Critical call in the Auburn game was the ball past out of bounds and ZZ never touched it. Pretty Bad but I am sure we got some calls as well but the obvious ones you have to call correctly.
Yeah, what you’re talking about is different than thinking the referees are bought off, etc. sometimes they miss calls, sometimes (like with Adams), I think their egos affect their calls when they get in their feelings. I think one can criticize calls and not blame the loss on referees or accuse them of being in the tank for the opponent. You are being rational and also conceding that some calls maybe went our way when they shouldn’t have. I don’t think that’s a problem.
 
#46
#46
The games are impossible to call. I don't know why anyone would want that job.

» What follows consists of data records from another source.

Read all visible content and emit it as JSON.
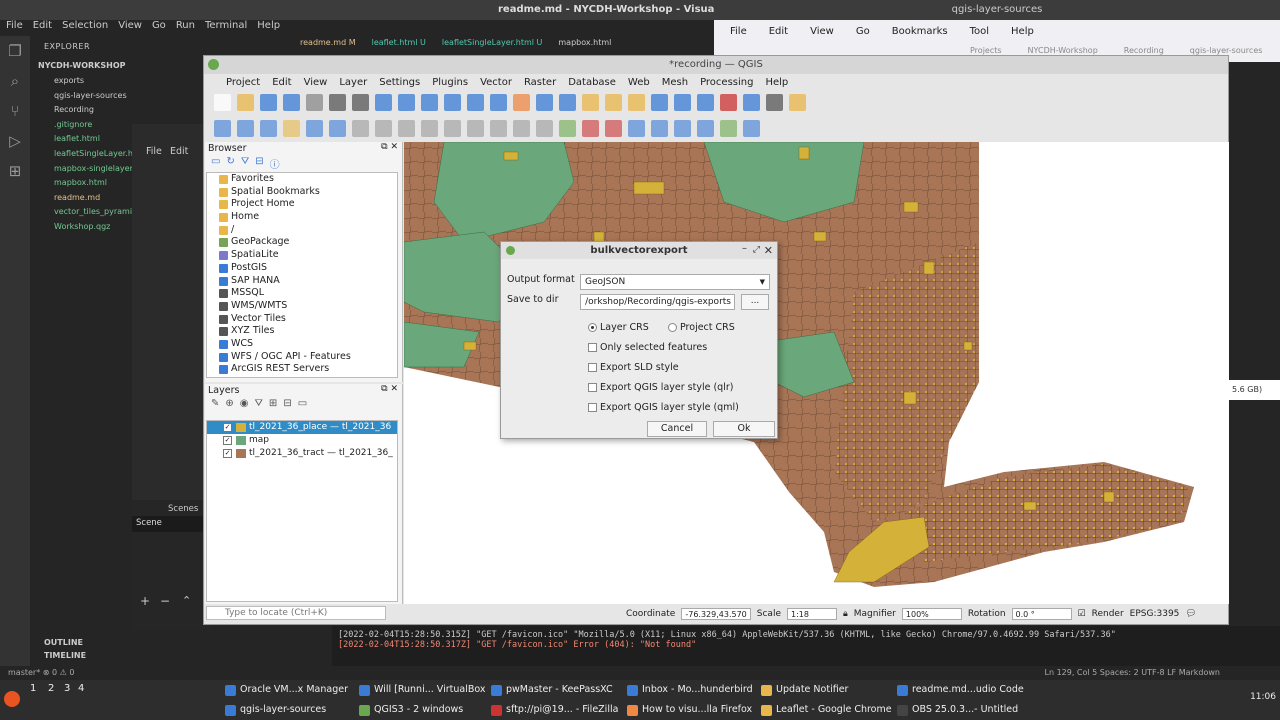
{
  "vscode": {
    "title": "readme.md - NYCDH-Workshop - Visual",
    "menu": [
      "File",
      "Edit",
      "Selection",
      "View",
      "Go",
      "Run",
      "Terminal",
      "Help"
    ],
    "explorer_title": "EXPLORER",
    "workspace": "NYCDH-WORKSHOP",
    "files": [
      {
        "name": "exports",
        "kind": "folder"
      },
      {
        "name": "qgis-layer-sources",
        "kind": "folder"
      },
      {
        "name": "Recording",
        "kind": "folder"
      },
      {
        "name": ".gitignore",
        "kind": "git"
      },
      {
        "name": "leaflet.html",
        "kind": "git"
      },
      {
        "name": "leafletSingleLayer.ht",
        "kind": "git"
      },
      {
        "name": "mapbox-singlelayer.h",
        "kind": "git"
      },
      {
        "name": "mapbox.html",
        "kind": "git"
      },
      {
        "name": "readme.md",
        "kind": "mod"
      },
      {
        "name": "vector_tiles_pyramid",
        "kind": "git"
      },
      {
        "name": "Workshop.qgz",
        "kind": "git"
      }
    ],
    "tabs": [
      "readme.md M",
      "leaflet.html U",
      "leafletSingleLayer.html U",
      "mapbox.html"
    ],
    "outline": "OUTLINE",
    "timeline": "TIMELINE",
    "status_left": "master*  ⊗ 0 ⚠ 0",
    "status_right": "Ln 129, Col 5   Spaces: 2   UTF-8   LF   Markdown",
    "terminal_lines": [
      "[2022-02-04T15:28:50.315Z]  \"GET /favicon.ico\" \"Mozilla/5.0 (X11; Linux x86_64) AppleWebKit/537.36 (KHTML, like Gecko) Chrome/97.0.4692.99 Safari/537.36\"",
      "[2022-02-04T15:28:50.317Z]  \"GET /favicon.ico\" Error (404): \"Not found\""
    ]
  },
  "firefox": {
    "title": "qgis-layer-sources",
    "menu": [
      "File",
      "Edit",
      "View",
      "Go",
      "Bookmarks",
      "Tool",
      "Help"
    ],
    "tabs": [
      "Projects",
      "NYCDH-Workshop",
      "Recording",
      "qgis-layer-sources"
    ]
  },
  "darkwin": {
    "file": "File",
    "edit": "Edit",
    "scenes_title": "Scenes",
    "scene_item": "Scene"
  },
  "qgis": {
    "title": "*recording — QGIS",
    "menu": [
      "Project",
      "Edit",
      "View",
      "Layer",
      "Settings",
      "Plugins",
      "Vector",
      "Raster",
      "Database",
      "Web",
      "Mesh",
      "Processing",
      "Help"
    ],
    "browser": {
      "title": "Browser",
      "items": [
        "Favorites",
        "Spatial Bookmarks",
        "Project Home",
        "Home",
        "/",
        "GeoPackage",
        "SpatiaLite",
        "PostGIS",
        "SAP HANA",
        "MSSQL",
        "WMS/WMTS",
        "Vector Tiles",
        "XYZ Tiles",
        "WCS",
        "WFS / OGC API - Features",
        "ArcGIS REST Servers"
      ]
    },
    "layers": {
      "title": "Layers",
      "items": [
        {
          "name": "tl_2021_36_place — tl_2021_36",
          "color": "#d4b23a",
          "selected": true
        },
        {
          "name": "map",
          "color": "#6aa77a",
          "selected": false
        },
        {
          "name": "tl_2021_36_tract — tl_2021_36_",
          "color": "#a87556",
          "selected": false
        }
      ]
    },
    "locator_placeholder": "Type to locate (Ctrl+K)",
    "status": {
      "coord_label": "Coordinate",
      "coord_value": "-76.329,43.570",
      "scale_label": "Scale",
      "scale_value": "1:18",
      "magnifier_label": "Magnifier",
      "magnifier_value": "100%",
      "rotation_label": "Rotation",
      "rotation_value": "0.0 °",
      "render_label": "Render",
      "epsg": "EPSG:3395"
    },
    "right_fragment": "5.6 GB)",
    "colors": {
      "land": "#a87556",
      "place": "#d4b23a",
      "green": "#6aa77a",
      "water": "#ffffff"
    }
  },
  "dialog": {
    "title": "bulkvectorexport",
    "output_format_label": "Output format",
    "output_format_value": "GeoJSON",
    "save_dir_label": "Save to dir",
    "save_dir_value": "/orkshop/Recording/qgis-exports",
    "browse_label": "...",
    "crs_options": [
      {
        "label": "Layer CRS",
        "checked": true
      },
      {
        "label": "Project CRS",
        "checked": false
      }
    ],
    "checkboxes": [
      "Only selected features",
      "Export SLD style",
      "Export QGIS layer style (qlr)",
      "Export QGIS layer style (qml)"
    ],
    "cancel_label": "Cancel",
    "ok_label": "Ok"
  },
  "taskbar": {
    "workspaces": [
      "1",
      "2",
      "3",
      "4"
    ],
    "tasks_row1": [
      "Oracle VM...x Manager",
      "Will [Runni... VirtualBox",
      "pwMaster - KeePassXC",
      "Inbox - Mo...hunderbird",
      "Update Notifier",
      "readme.md...udio Code"
    ],
    "tasks_row2": [
      "qgis-layer-sources",
      "QGIS3 - 2 windows",
      "sftp://pi@19... - FileZilla",
      "How to visu...lla Firefox",
      "Leaflet - Google Chrome",
      "OBS 25.0.3...- Untitled"
    ],
    "clock": "11:06"
  }
}
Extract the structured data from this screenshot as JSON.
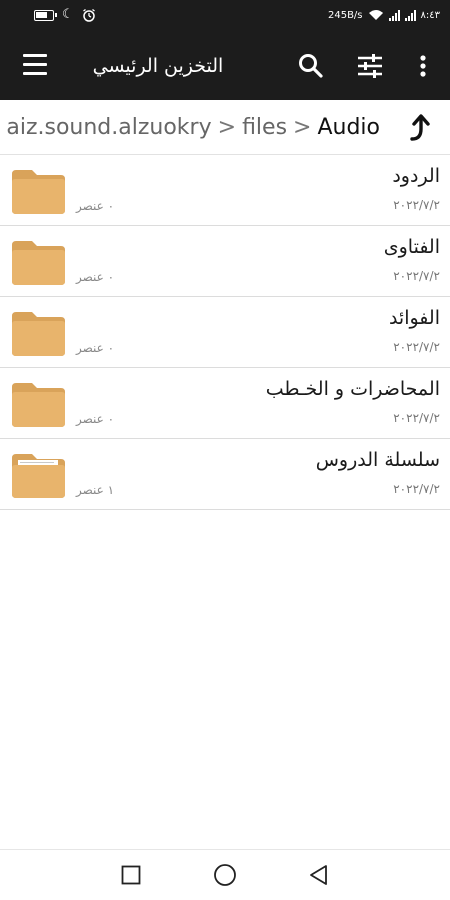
{
  "status_bar": {
    "network_speed": "245B/s",
    "time": "٨:٤٣"
  },
  "app_bar": {
    "title": "التخزين الرئيسي",
    "icons": [
      "menu-icon",
      "search-icon",
      "sliders-icon",
      "more-vert-icon"
    ]
  },
  "breadcrumb": {
    "segments": [
      "aiz.sound.alzuokry",
      "files",
      "Audio"
    ],
    "separator": ">",
    "up_icon": "arrow-up-icon"
  },
  "files": [
    {
      "name": "الردود",
      "date": "٢٠٢٢/٧/٢",
      "count": "٠ عنصر",
      "icon": "folder-icon"
    },
    {
      "name": "الفتاوى",
      "date": "٢٠٢٢/٧/٢",
      "count": "٠ عنصر",
      "icon": "folder-icon"
    },
    {
      "name": "الفوائد",
      "date": "٢٠٢٢/٧/٢",
      "count": "٠ عنصر",
      "icon": "folder-icon"
    },
    {
      "name": "المحاضرات و الخـطب",
      "date": "٢٠٢٢/٧/٢",
      "count": "٠ عنصر",
      "icon": "folder-icon"
    },
    {
      "name": "سلسلة الدروس",
      "date": "٢٠٢٢/٧/٢",
      "count": "١ عنصر",
      "icon": "folder-with-files-icon"
    }
  ],
  "nav_bar": {
    "icons": [
      "recents-square-icon",
      "home-circle-icon",
      "back-triangle-icon"
    ]
  },
  "colors": {
    "app_bar": "#1c1c1c",
    "folder": "#e8b46c",
    "folder_back": "#d9a35a"
  }
}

They have made it much harder by allowing walking, palming and all the pushing, shoving and basically wrestling for position inside. Contact is contact, there is so much contact I don't see how they extract a foul from it. I could call a foul every 30 seconds.
This is correct. I was talking to a referee who played college ball and now is an official for local high schools and small colleges, and he was explaining how they are trained. He was telling me how he thought he knew everything about basketball after playing through college (he broke some high school records), but that going through the officiating process taught him to see the game differently. He talked about flow of the game, establishing how the game would be played, etc. it kind of opened my eyes to what we see isn’t always what they see, and that sometimes they’ve decided to let some contact go, etc, but the struggle is being consistent with it and making sure it’s understood by both teams and coaches, and called the same for them. Anyway, it was interesting when he talked about how the training. Process taught him the game in a way that playing never did.